O Tribunal Superior Eleitoral concedeu tutela de urgência ao ex-senador Acir Gurgacz, suspendendo os efeitos da decisão do Tribunal Regional Eleitoral de Rondônia que negava sua declaração de elegibilidade para as eleições de 2026. A medida, proferida pelo ministro Nunes Marques durante plantão judiciário, permite que o político participe das convenções partidárias previstas entre 20 de julho e 5 de agosto de 2026. A decisão tem validade até o julgamento definitivo do recurso ordinário pelo TSE.
Fundamentos da decisão do TSE
O ministro Nunes Marques atribuiu efeito suspensivo ao recurso com base na plausibilidade jurídica da tese apresentada. A análise considerou a Lei Complementar nº 219/2025, que altera a contagem do prazo de inelegibilidade para crimes contra o sistema financeiro nacional. Essa interpretação permitiu a suspensão temporária dos efeitos da sentença do TRE-RO enquanto o processo tramita no tribunal superior.

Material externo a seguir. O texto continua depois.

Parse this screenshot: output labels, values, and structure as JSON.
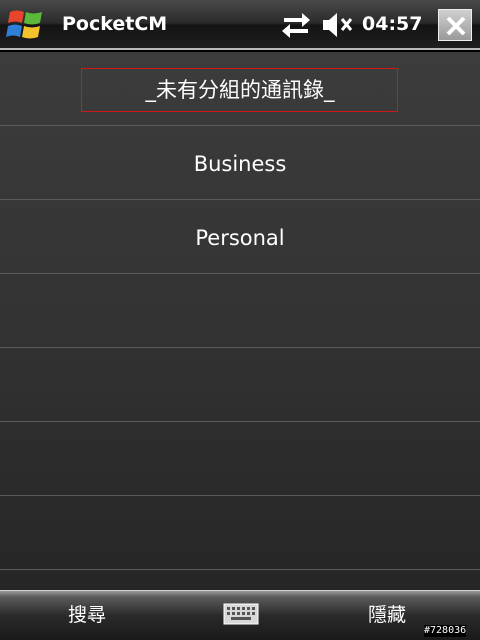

A proximidade do calendário eleitoral de 2026 influenciou a concessão da tutela de urgência. O ex-senador Acir Gurgacz poderá, assim, participar das convenções partidárias sem os impedimentos decorrentes da decisão regional anterior. O TSE ainda julgará o mérito do recurso de forma definitiva em momento posterior.
Calendário eleitoral e implicações práticas
As convenções partidárias em Rondônia seguem o período estabelecido entre 20 de julho e 5 de agosto de 2026. Com a tutela de urgência, Acir Gurgacz mantém a possibilidade de ser indicado por seu partido durante esse intervalo. A medida preserva direitos políticos até que o TSE defina a questão de forma conclusiva.
O Tribunal Regional Eleitoral de Rondônia havia negado a declaração de elegibilidade com base em critérios anteriores à nova legislação. A decisão do TSE não anula o processo em curso, mas apenas suspende seus efeitos imediatos. O ex-senador permanece sujeito ao julgamento final do recurso ordinário.
Próximos passos no processo
O recurso ordinário seguirá tramitação regular no Tribunal Superior Eleitoral após o período de plantão. Partidos e candidatos em Rondônia acompanham a evolução do caso para ajustar estratégias de convenção. A Lei Complementar nº 219/2025 continua a orientar a contagem dos prazos de inelegibilidade em situações semelhantes.